By Wendy Knowlton
25 August 2022
When remaking a classic film, it is probably wise to opt for a mini-series to avoid scene by scene comparisons. The 1965 version of Len Deighton’s The Ipcress File starred Michael Caine as working-class spy, Harry Palmer, and he reprised his gritty antithesis to the martini-swilling James Bond in several more films. Joe Cole has the unenviable task of stepping into Caine’s iconic shoes. But despite the lookalike glasses and the London accent, he makes the role his own in this stylish six-part series that pays homage to the original but also forges a new path.
Thrown into military prison after augmenting his wages with black market activity in 1960s Berlin, Palmer is recruited by Major Dalby (Tom Hollander) who heads a small intelligence operation independent of MI5 and MI6. He needs someone with Palmer’s contacts and street smarts to probe the disappearance of a British nuclear scientist. Palmer takes to the espionage game with aplomb, but tilted camera angles reflect the uncertain surface of a world in which things are often not what they seem. Partnered with the coolly remote Jean Courtney (Lucy Boynton), Palmer is swiftly confronted by deceptive lookalikes, coded conversations, and fragile allegiances. It seems anyone can be bought, or might be working for another side, and those who can’t necessarily be trusted range from the Russians to the Americans, to the core of British intelligence itself. A cinema advertising The Manchurian Candidate offers a substantial clue as to what is behind some of the devious plotting, and a sinister room full of flashing lights and hypnotic sound equipment reinforces what awaits.
None of this feels particularly real, but it doesn’t matter. These Cold War tensions take part in a beautifully dressed past where men in bowler hats plot and scheme, and the impeccably coiffed Jean carries a handbag whilst on a break-in. Tom Hollander’s Major Dalby is polished and patronising, exuding assurance that suggests he could easily save (or destroy) the world between sips of Earl Grey. Boynton’s secretive Jean reveals little personality in the opening episodes but her Hitchcock-blonde exterior promises fires within. Despite being roughly the same age as the brash, gritty and imposing Caine was when he filmed his version, Cole feels much more boyish and not nearly such a physical presence. His Palmer is easily bested in a fight and rather appealingly embarrassed when allowing himself to be “discovered” with another woman to give his wife grounds for divorce. But his intelligence and quick thinking are also obvious, as is the subversive nature necessary to repel what is thrown against him.

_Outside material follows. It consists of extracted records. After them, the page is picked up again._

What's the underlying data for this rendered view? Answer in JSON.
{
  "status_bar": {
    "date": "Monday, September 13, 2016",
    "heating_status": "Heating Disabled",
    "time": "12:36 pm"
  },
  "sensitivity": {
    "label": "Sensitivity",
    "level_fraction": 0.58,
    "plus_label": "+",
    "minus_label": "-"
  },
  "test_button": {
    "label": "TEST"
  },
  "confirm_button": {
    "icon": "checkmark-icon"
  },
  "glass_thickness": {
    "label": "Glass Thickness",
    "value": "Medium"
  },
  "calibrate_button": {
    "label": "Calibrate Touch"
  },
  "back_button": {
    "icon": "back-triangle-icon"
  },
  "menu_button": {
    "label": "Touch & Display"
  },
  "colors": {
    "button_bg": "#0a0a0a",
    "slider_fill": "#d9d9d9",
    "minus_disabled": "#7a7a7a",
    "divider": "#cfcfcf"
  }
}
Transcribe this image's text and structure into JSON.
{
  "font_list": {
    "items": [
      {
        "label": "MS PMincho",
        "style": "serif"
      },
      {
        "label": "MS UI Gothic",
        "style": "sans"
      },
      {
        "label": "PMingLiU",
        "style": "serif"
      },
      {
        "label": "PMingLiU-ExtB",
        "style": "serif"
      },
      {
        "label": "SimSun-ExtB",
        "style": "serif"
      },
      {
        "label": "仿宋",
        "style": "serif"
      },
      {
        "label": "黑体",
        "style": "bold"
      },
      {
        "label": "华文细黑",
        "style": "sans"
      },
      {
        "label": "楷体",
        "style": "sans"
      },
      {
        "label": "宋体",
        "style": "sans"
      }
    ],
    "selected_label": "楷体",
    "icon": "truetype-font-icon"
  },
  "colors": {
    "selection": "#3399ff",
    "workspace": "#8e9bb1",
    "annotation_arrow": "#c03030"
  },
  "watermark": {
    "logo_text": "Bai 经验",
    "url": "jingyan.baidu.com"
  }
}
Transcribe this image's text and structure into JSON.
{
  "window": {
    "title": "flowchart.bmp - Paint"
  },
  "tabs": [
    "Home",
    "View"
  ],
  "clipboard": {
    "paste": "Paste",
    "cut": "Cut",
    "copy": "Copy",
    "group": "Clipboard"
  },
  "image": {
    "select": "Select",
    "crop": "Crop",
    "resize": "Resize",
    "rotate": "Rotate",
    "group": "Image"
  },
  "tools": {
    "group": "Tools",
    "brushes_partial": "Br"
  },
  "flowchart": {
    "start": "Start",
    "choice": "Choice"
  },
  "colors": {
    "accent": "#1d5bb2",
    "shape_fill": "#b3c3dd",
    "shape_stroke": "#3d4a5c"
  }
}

The evocation of ‘60s London and a divided Berlin is of as much interest as the devious spy games. In this world of typewriters and room-sized computers, intriguing streetscapes, beautiful cars and eye-catching wardrobes rival the twists and turns of the plot. This series may not rise to the heights of the original film, but will entertain, nevertheless.
The Ipcress File is available on 7-plus and Channel 7, Tuesday nights.